In the weeks after we bought Russ’s boat, Peter worked on the water pump issue. He discovered it was the shaft that was leaking and talked to a few guys here at the marina, and then a friend who has a metal shop, and finally a guy up at Riverside, where Moon is on the hard, and which also happens to be a Yanmar dealer. The advice was not to bother with the individual small parts, but to order a whole new pump shipped from Japan for $800! After this informative, but disappointing process, Peter was messing about on Gratitude again and a little voice he describes as Russ’s said, “Look, dumb ass, look over there in that locker.” And there Peter found a Yanmar catalog with the parts for the water pump circled and Russ’s hand-written notes pricing the parts Peter had been looking at…along with something else in the container wrapped up…it was a spare shaft! Albeit a used one, but one that will work for the time being. And Peter now has a thorough understanding of that engine. Priceless.
As details shifted into place for the renaming ceremony, I continued my quest for the holy grail of boating legally in Pennsylvania waters: the registration stickers. In PA, when you buy a boat, most notaries expect you to provide the bill of sale and the title. Because Crash Pad was a Coast Guard documented vessel, there is no state-issued title—no title at all actually, which flummoxes everyone at least in Philadelphia where this is somewhat rare. We’d faced the same issues when we brought Moon down from New York. The Coast Guard Documentation is an optional extra, but we like it because it means the paperwork is internationally recognized. We went back to the same notary where we’ve done most of our boat paperwork over the years and found out that Maryann, the expert in boat registration, no longer worked there. No one else there really understood the process. Great. I called around and made inquiries, the deal breaker each time was when I heard, “A Coast Guard what?” (As I write this the Coast Guard boat William Yate passes by my kitchen window.) Finally, we find a notary who at least knows some of the right buzz words. We drive to South Philly to get the job done. The fact that we have to be buzzed in the door like some kind of questionable pawn shop rather than a place to sign forms and pay state taxes and that there are three cubic zirconia studs in his ear, should have told me this was not our guy, but I sit down and pull out all the paper work we’d discussed over the phone. He then tells me that he did a little more research and we’d need more paperwork because the previous owner is deceased. Great. How to ask Russ’s family for one more thing? How to be sure there wouldn’t be another piece of paperwork after we got that one?

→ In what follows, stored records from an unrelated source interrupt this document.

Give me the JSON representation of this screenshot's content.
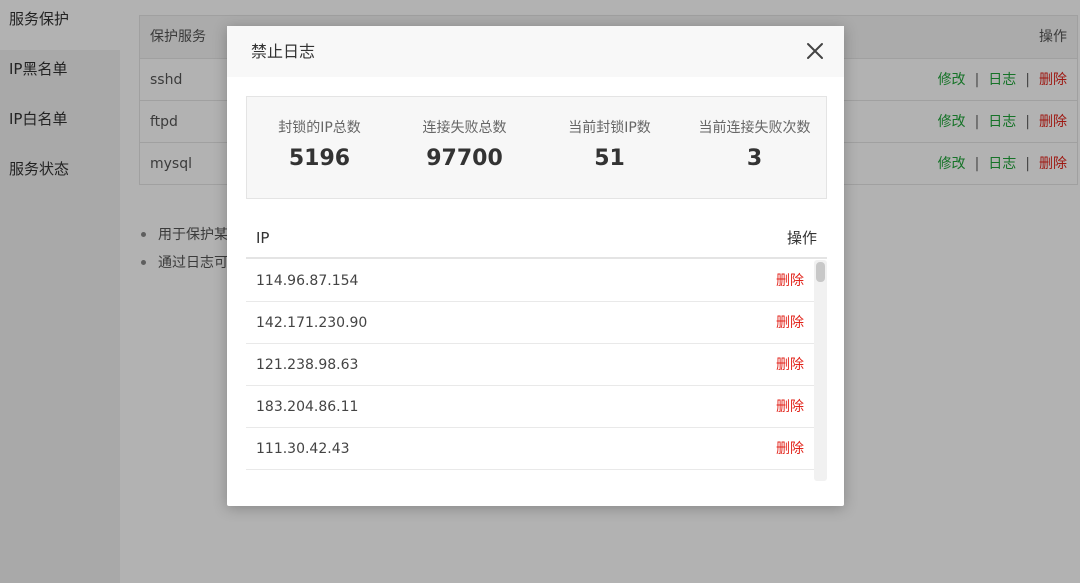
{
  "sidebar": {
    "items": [
      {
        "label": "服务保护"
      },
      {
        "label": "IP黑名单"
      },
      {
        "label": "IP白名单"
      },
      {
        "label": "服务状态"
      }
    ]
  },
  "service_table": {
    "col_service": "保护服务",
    "col_ops": "操作",
    "rows": [
      {
        "name": "sshd"
      },
      {
        "name": "ftpd"
      },
      {
        "name": "mysql"
      }
    ],
    "edit_label": "修改",
    "log_label": "日志",
    "delete_label": "删除",
    "separator": "|"
  },
  "notes": [
    "用于保护某",
    "通过日志可"
  ],
  "modal": {
    "title": "禁止日志",
    "close_icon": "close-icon",
    "stats": [
      {
        "label": "封锁的IP总数",
        "value": "5196"
      },
      {
        "label": "连接失败总数",
        "value": "97700"
      },
      {
        "label": "当前封锁IP数",
        "value": "51"
      },
      {
        "label": "当前连接失败次数",
        "value": "3"
      }
    ],
    "ip_table": {
      "col_ip": "IP",
      "col_ops": "操作",
      "delete_label": "删除",
      "rows": [
        {
          "ip": "114.96.87.154"
        },
        {
          "ip": "142.171.230.90"
        },
        {
          "ip": "121.238.98.63"
        },
        {
          "ip": "183.204.86.11"
        },
        {
          "ip": "111.30.42.43"
        }
      ]
    }
  },
  "colors": {
    "accent_green": "#20a53a",
    "danger_red": "#e2231a"
  }
}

Alas, we gave up on the idea of a renaming ceremony on the water and decided that a dockside ceremony would work just as well.
In the meantime, I gave up on notaries and started talking directly to the PA Fish & Boat Commission. After determining precisely what we’d need, we reached out to Russ’s family and yet again they came through and swiftly mailed off the documents. Rather than wait the 8-12 weeks, we decided to drive up to Harrisburg to visit the Fish & Boat headquarters. We drove up on Friday afternoon and arrived at 3:15 giving us 45 minutes to file our forms. And guess what? There was yet another form they wanted signed by the seller. Really? But in the end, one of the several people I’d spoken with over the phone came out to the reception desk and sort of waved her hand and made it all alright. WOW…so glad we went. The PA Fish & Boat folks are such nice people and they don’t charge $70 to file a piece of paper! AND we walked out with the stickers high fiving and then hugging each other. I feel like I learned so much about the paperwork process that by the end of it all… They actually asked me if I want to be one of their issuing agents! Maybe next year…
All we need now is the vinyl lettering and we’ll be applying stickers and going sailing! Yay!